Fleissig’s opinion, which is shared by the majority of judges and legal scholars, seems to be that any federal law trumps any conflicting state law. But the supremacy clause is more nuanced than that. “That clause says that laws made by the United States ‘in pursuance’ of the Constitution are the supreme law of the land which means that acts not in ‘pursuance’ of the Constitution are not laws at all,” as Emory University professor Dr. Donald Livingston explained to the South Carolina House Judiciary Subcommittee in February.

Now Fleissig and others might argue that since the Supreme Court has declared ObamaCare constitutional, the matter is therefore decided, and states must simply accede to the wishes of the federal government. Livingston disagrees:

But who is to decide whether an act is or is not in “pursuance” of the Constitution? Some would say the Supreme Court. The Court may, indeed, express an opinion, but it cannot have the final say. That can only be vested in the supreme authority that ratified the Constitution and gave it the force of law, namely the people of the several states….

Only the states themselves have the final say over what their … powers are. And Madison said that if the central government should intrude into the state’s [sic] reserved powers, the states would have a “duty” to “interpose” and protect their citizens from harm.

In other words, the Show Me State has every right — a duty, in fact — to refuse to cooperate with the contraception mandate and, indeed, with the whole of ObamaCare since neither falls within the federal government’s constitutionally enumerated powers. (Missouri voters took a step in that direction just months after ObamaCare became law, overwhelmingly approving a ballot initiative nullifying the individual mandate.) Fleissig was wrong to rule otherwise.

The state insurance department has said it will no longer enforce the law and will drop its complaints against the two insurance companies. As a result, Fleissig felt no need to issue a permanent injunction against the law.

Insurers were, of course, pleased with her decision. It “clears up what law they have to write the policies under,” Brent Butler, government affairs director of the Missouri Insurance Coalition, told the AP, adding that “that’s all we were asking.”

Peter Brownlie, president and CEO of Planned Parenthood of Kansas and Mid-Missouri, was possibly even happier with the outcome. The AP writes that Brownlie “praised the ruling for ensuring ‘that all Missouri women — no matter who their boss is — have access to basic preventive health care without a co-pay, including birth control.’”

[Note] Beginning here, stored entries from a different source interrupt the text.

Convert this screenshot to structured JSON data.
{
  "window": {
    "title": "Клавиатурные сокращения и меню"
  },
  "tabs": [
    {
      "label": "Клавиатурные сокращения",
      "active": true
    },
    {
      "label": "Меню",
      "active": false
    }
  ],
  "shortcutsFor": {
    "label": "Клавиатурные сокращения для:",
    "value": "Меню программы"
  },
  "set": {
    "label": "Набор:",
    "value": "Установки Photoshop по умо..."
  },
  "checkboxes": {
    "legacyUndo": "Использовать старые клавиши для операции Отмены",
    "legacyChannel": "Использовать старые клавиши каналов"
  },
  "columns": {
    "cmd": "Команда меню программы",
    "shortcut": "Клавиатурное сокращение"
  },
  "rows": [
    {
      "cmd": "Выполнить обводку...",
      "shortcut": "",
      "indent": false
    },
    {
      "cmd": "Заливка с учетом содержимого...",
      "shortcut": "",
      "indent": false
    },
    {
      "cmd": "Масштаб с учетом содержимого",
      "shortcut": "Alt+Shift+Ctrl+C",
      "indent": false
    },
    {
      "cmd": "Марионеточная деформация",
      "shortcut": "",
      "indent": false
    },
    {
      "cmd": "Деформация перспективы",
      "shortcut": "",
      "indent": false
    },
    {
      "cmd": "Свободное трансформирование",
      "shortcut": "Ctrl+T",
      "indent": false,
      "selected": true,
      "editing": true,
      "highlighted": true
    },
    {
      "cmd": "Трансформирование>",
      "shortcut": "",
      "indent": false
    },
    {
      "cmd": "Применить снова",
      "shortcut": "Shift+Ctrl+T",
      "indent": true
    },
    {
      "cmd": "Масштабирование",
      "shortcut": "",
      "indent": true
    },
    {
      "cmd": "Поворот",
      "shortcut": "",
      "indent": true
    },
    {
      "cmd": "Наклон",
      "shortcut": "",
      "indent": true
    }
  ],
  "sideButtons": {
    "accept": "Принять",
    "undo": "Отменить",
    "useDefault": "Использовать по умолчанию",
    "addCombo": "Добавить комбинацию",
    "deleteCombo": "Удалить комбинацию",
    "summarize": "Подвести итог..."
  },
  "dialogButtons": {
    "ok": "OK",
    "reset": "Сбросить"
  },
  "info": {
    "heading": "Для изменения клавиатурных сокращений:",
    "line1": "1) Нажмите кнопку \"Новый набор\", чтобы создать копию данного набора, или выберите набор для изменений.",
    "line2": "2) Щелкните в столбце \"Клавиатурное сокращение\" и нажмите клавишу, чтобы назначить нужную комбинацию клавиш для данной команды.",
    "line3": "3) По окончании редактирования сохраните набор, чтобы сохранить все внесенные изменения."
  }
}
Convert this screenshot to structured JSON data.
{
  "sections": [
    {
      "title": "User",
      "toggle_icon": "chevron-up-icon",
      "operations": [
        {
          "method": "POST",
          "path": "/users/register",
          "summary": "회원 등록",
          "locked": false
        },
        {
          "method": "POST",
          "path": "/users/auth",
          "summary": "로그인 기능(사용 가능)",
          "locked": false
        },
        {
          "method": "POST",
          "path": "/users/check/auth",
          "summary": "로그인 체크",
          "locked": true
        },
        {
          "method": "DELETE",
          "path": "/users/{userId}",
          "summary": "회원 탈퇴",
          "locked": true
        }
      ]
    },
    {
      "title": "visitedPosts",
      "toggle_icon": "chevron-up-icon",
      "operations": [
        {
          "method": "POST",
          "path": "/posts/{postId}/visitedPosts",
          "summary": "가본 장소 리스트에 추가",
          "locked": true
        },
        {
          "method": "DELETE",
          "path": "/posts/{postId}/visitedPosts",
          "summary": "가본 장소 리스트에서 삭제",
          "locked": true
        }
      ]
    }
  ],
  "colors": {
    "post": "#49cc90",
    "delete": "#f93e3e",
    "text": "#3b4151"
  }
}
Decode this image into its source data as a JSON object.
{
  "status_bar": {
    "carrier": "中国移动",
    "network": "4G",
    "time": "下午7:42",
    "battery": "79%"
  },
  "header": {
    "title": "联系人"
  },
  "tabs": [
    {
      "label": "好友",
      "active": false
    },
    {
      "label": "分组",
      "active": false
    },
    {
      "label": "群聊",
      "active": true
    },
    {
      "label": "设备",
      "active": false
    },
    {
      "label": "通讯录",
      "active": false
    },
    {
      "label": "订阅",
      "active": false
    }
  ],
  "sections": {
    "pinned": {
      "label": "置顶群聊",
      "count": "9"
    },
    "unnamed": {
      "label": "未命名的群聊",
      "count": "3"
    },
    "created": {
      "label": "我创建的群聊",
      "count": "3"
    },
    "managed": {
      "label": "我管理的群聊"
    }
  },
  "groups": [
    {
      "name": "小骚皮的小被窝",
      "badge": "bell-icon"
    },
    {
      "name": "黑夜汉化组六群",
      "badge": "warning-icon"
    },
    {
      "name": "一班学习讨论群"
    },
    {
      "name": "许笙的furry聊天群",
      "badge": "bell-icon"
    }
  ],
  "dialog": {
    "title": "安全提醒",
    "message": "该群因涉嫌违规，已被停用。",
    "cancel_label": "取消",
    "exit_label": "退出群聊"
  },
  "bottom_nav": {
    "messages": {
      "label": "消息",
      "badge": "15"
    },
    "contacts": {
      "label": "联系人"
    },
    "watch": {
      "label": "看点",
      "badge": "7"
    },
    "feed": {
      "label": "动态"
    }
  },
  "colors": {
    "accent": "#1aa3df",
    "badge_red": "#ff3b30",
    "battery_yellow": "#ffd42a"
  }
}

Those with objections to contraception and those forms of it that can cause abortions were displeased.

Our Lady’s Inn, a nonprofit that provides homes and counseling for pregnant women in the St. Louis area, had filed a court document declaring that it planned to opt out of contraceptive coverage for its employees, which it will not be able to do given Fleissig’s ruling.

“The point of the law was to tell health insurance companies that they’re supposed to honor the wishes — pro or con — of people who have religious or ethical objections to what’s in the policy,” Timothy Belz, attorney for Our Lady’s Inn, told the AP.

Campaign Life Missouri, in an e-mail, was more forceful in its denunciation of the decision, calling it “a radical departure from America’s tradition of religious freedom.” Spokesman Sam Lee told LifeNews.com that the state attorney general’s office had “ably defended” the law and urged people to contact the office in support of an appeal.

Attorney General Chris Koster has not yet stated whether he will appeal the ruling. If he does, he will surely meet fierce resistance from opponents of federalism and believers in forcing some people to violate their consciences so that others can obtain something they desire for (seemingly) nothing. Therefore, Koster will need all the backup he can get.